Last week, his daughter Soumaya said her father had refused to appear before a Tunisian court.

"I, Rached Ghannouchi, categorically refuse to appear before a court that does not meet the conditions for justice and is designed to establish a tyrannical, dictatorial regime reminiscent of Pharaoh’s regime," Soumaya tweeted her father's message.

In July 2021, Saied unilaterally suspended parliament and dissolved the government in what has been called a "constitutional coup". He subsequently ruled by decree before pushing through a new constitution that enshrined his one-man rule.

Prior to Saied's power grab, Ennahda controlled the majority of seats in the Tunisian parliament.

Ghannouchi, a fierce critic of Saied's consolidation of power, also had a travel ban issued against him last year. His Tunisian bank accounts and those of several relatives and members of his party were also frozen.

In August, it was revealed that Ghannouchi's phone was targeted by Saudi Arabia for surveillance using the NSO Group's Pegasus spyware.

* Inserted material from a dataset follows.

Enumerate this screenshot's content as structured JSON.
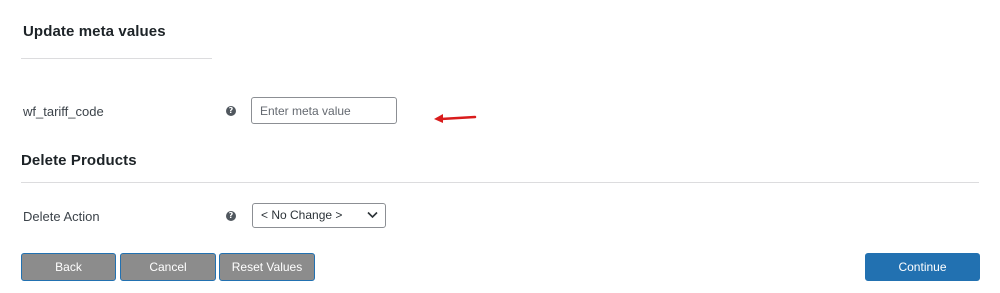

Ghannouchi is one of 50,000 numbers found on a list acquired by investigative NGO Forbidden Stories and Amnesty International that is believed to be made up of phones that the Israeli tech company’s clients have targeted since 2016.

Forbidden Stories told Ghannouchi his primary number, which he has used for 10 years, was selected for surveillance by someone in Saudi Arabia in 2019. The number is not in the public domain.

The same NSO client has also targeted high-ranking officials in Turkey, the UAE and Lebanon, as well as several opponents of the Saudi monarchy, which suggests that it was a Saudi operator.